Per far fronte alle esigenze belliche di Kiev, in prima battuta la Svezia aveva fornito otto Archer prelevati dalle dotazioni dell’Esercito come misura di emergneza, seguiti successivamente da altri diciotto sistemi dello stesso tipo di nuova produzione.
Con i diciotto nuovi sistemi, l’Esercito di Kiev avrà a disposizione un totale di quarantaquattro Archer da 155/52 mm.
Inoltre, Stoccolma si è detta interessata ad acquistare ulteriori sistemi Archer nel ambito di un programma di cooperazione in via di realizzazione con altri Paesi, pur avendo acquistato già quarantotto nuovi esemplari nel 2023 siglando un apposito contratto con BAE Systems Bofors.
Gli Archer di nuova produzione sono normalmente installati a bordo di telai Rheinmetall MAN Military Vehicles (RMMV) HX CAB ad alta mobilità 8×8 fuoristrada dotati di cabine protette.
La cabina blindata integrata rinforzata contribuisce in modo significativo alla protezione dell’equipaggio durante l’impiego in condizioni operative.
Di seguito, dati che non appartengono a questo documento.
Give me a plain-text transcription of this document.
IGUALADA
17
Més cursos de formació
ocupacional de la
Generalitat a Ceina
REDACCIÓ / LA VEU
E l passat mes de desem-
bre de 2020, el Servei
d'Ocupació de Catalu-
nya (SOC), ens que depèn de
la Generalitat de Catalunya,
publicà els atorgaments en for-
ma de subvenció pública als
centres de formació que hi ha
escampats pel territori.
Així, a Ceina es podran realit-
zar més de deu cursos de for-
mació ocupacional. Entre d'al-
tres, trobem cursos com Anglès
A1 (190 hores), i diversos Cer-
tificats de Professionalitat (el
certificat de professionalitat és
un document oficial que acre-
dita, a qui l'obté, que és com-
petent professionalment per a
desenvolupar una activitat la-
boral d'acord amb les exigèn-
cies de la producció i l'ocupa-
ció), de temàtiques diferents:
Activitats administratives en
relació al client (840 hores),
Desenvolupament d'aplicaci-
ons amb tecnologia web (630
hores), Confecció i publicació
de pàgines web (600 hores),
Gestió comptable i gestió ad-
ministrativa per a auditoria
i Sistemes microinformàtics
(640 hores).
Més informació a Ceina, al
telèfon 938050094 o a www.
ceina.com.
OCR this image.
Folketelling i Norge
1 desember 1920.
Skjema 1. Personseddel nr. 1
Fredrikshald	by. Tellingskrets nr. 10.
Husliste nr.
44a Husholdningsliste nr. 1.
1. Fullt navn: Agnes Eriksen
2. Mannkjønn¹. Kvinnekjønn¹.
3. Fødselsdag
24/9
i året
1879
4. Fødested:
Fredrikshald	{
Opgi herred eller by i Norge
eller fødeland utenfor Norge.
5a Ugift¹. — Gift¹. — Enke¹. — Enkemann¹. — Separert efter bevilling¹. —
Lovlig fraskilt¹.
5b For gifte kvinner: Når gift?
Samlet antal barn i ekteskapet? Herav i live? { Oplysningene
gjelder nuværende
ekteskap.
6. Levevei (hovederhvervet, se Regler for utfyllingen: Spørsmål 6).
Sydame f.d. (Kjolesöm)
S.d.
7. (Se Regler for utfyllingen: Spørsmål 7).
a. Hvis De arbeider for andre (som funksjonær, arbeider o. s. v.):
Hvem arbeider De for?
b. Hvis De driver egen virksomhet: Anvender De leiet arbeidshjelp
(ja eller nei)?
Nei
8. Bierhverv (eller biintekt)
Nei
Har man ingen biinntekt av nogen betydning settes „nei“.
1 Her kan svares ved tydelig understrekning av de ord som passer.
Il semovente è gestito da 3-4 membri dell’equipaggio; i serventi gestiscono il caricamento e la procedura di tiro dall’interno della cabina blindata, con l’Archer che è in grado di entrare in azione in soli 20 secondi dal momento della messa in batteria e, dopo aver sparato, è pronto a muoversi nello stesso lasso di tempo per evitare il tiro di controbatteria.
Il cannone è strettamente derivato dal FH77 ed è un calibro 155/52 mm dotato di sistema di caricamento automatico che può sparare in 2,5 minuti i 21 proiettili direttamente trasportati.
Gli operatori controllano l’intero sistema di armi in sicurezza dalla cabina blindata a quattro posti, ma il sistema in caso di necessità richiede una sola persona per le operazioni.